The charge of being a covert agent requires proof, but points to a sad disaster if it is true and we can’t prove it.
Interesting comment, but I can’t support it, although I won’t delete it.
My intent here is more than Gold: I am moving beyond sufism. In fact I did that years ag0, but I have never quite declared this. Sufis are dangerous, especially the ones you have not and will not ever meet.
I had a fifteen minute contact with a sufi forty years agp (Gold doesnt’ count), and yet forty years later the invisible sufi syndrome is still a problem.
I think sufism is almost malevolent in its overall effect. It may be me: lack of god-mania (with false suspicions of atheism) in secular students of sufism is risky, mon vieu. Isn’t it fun for occult sufi nihilists to torture atheists. Good fun, all for god.
The list goes one.
Simply abjure the sufi path, not the least because no definition has been given of what it is.
To subject an enthusiastic beginner to an experiment in the ‘theives of baraka’ torment is a form of sadism so refined it can only come from spiritual degenerates.

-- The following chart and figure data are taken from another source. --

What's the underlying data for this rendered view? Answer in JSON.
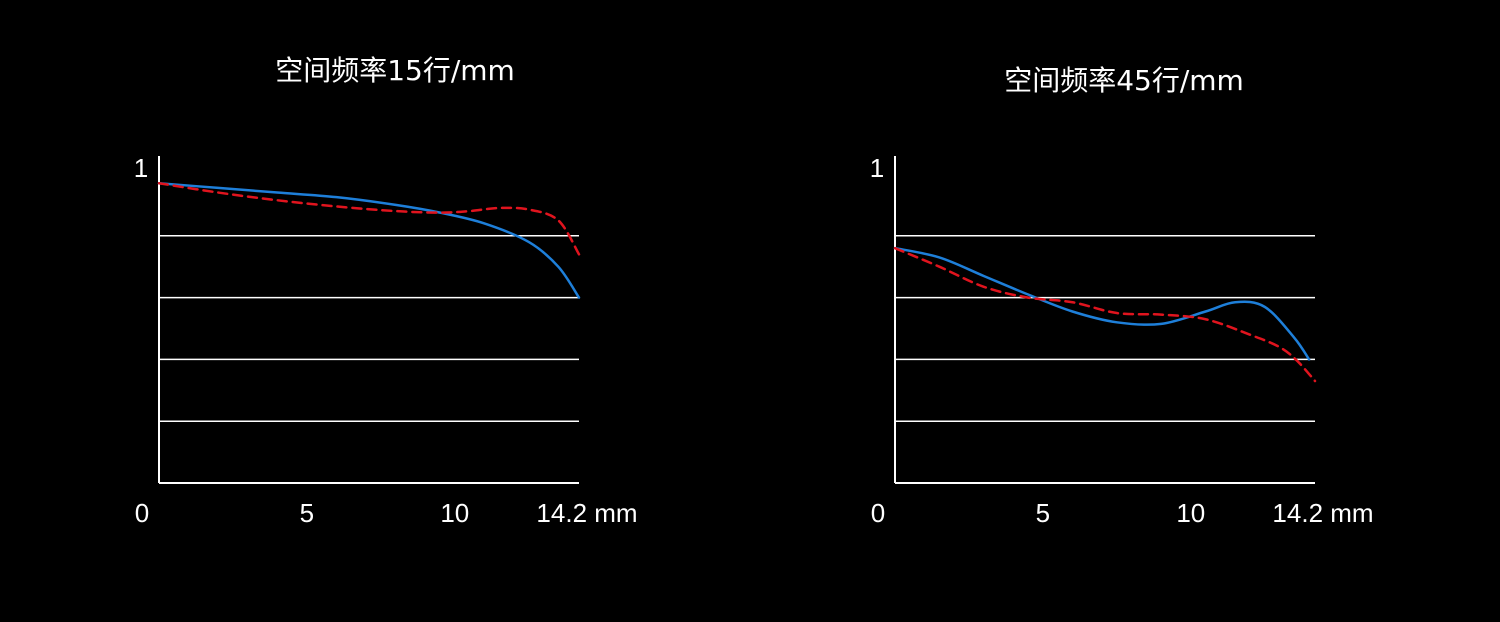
{
  "chart_data": [
    {
      "type": "line",
      "title": "空间频率15行/mm",
      "xlabel": "",
      "ylabel": "",
      "xlim": [
        0,
        14.2
      ],
      "ylim": [
        0,
        1
      ],
      "x_ticks": [
        "0",
        "5",
        "10",
        "14.2 mm"
      ],
      "x_tick_values": [
        0,
        5,
        10,
        14.2
      ],
      "y_tick_label": "1",
      "grid_y": [
        0.2,
        0.4,
        0.6,
        0.8
      ],
      "series": [
        {
          "style": "solid",
          "color": "#1e7fd9",
          "points": [
            [
              0,
              0.97
            ],
            [
              2,
              0.955
            ],
            [
              4,
              0.94
            ],
            [
              6,
              0.925
            ],
            [
              8,
              0.9
            ],
            [
              9.5,
              0.875
            ],
            [
              11,
              0.84
            ],
            [
              12.5,
              0.78
            ],
            [
              13.5,
              0.7
            ],
            [
              14.2,
              0.6
            ]
          ]
        },
        {
          "style": "dashed",
          "color": "#e0141e",
          "points": [
            [
              0,
              0.97
            ],
            [
              2,
              0.94
            ],
            [
              4,
              0.915
            ],
            [
              6,
              0.895
            ],
            [
              8,
              0.88
            ],
            [
              9.5,
              0.875
            ],
            [
              10.5,
              0.88
            ],
            [
              11.5,
              0.89
            ],
            [
              12.5,
              0.885
            ],
            [
              13.5,
              0.85
            ],
            [
              14.2,
              0.74
            ]
          ]
        }
      ]
    },
    {
      "type": "line",
      "title": "空间频率45行/mm",
      "xlabel": "",
      "ylabel": "",
      "xlim": [
        0,
        14.2
      ],
      "ylim": [
        0,
        1
      ],
      "x_ticks": [
        "0",
        "5",
        "10",
        "14.2 mm"
      ],
      "x_tick_values": [
        0,
        5,
        10,
        14.2
      ],
      "y_tick_label": "1",
      "grid_y": [
        0.2,
        0.4,
        0.6,
        0.8
      ],
      "series": [
        {
          "style": "solid",
          "color": "#1e7fd9",
          "points": [
            [
              0,
              0.76
            ],
            [
              1.5,
              0.73
            ],
            [
              3,
              0.67
            ],
            [
              4.5,
              0.61
            ],
            [
              6,
              0.555
            ],
            [
              7.5,
              0.52
            ],
            [
              9,
              0.515
            ],
            [
              10.5,
              0.555
            ],
            [
              11.5,
              0.585
            ],
            [
              12.5,
              0.57
            ],
            [
              13.5,
              0.47
            ],
            [
              14,
              0.4
            ]
          ]
        },
        {
          "style": "dashed",
          "color": "#e0141e",
          "points": [
            [
              0,
              0.76
            ],
            [
              1.5,
              0.7
            ],
            [
              3,
              0.635
            ],
            [
              4.5,
              0.6
            ],
            [
              6,
              0.585
            ],
            [
              7.5,
              0.55
            ],
            [
              9,
              0.545
            ],
            [
              10.5,
              0.53
            ],
            [
              12,
              0.48
            ],
            [
              13,
              0.44
            ],
            [
              13.6,
              0.395
            ],
            [
              14.2,
              0.33
            ]
          ]
        }
      ]
    }
  ]
}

I discussed this book here before, and reviewed it at Amazon. I did not realize he is an archconservative. So part of the problem is the hatred of liberals by reactionary sufis (who once again show preference for jews who will do their bidding): http://www.amazon.com/Other-Islam-Sufism-Global-Harmony/dp/B00394DKOC/ref=sr_1_1?s=books&ie=UTF8&qid=1375802403&sr=1-1&keywords=schwartz+sufism
So stay away from sufism. It isn’t worth it. Everything needed can be found in the ‘greater buddhoid’ legacy, a queer term to make the point that you could have as many problems with buddhism as with sufism.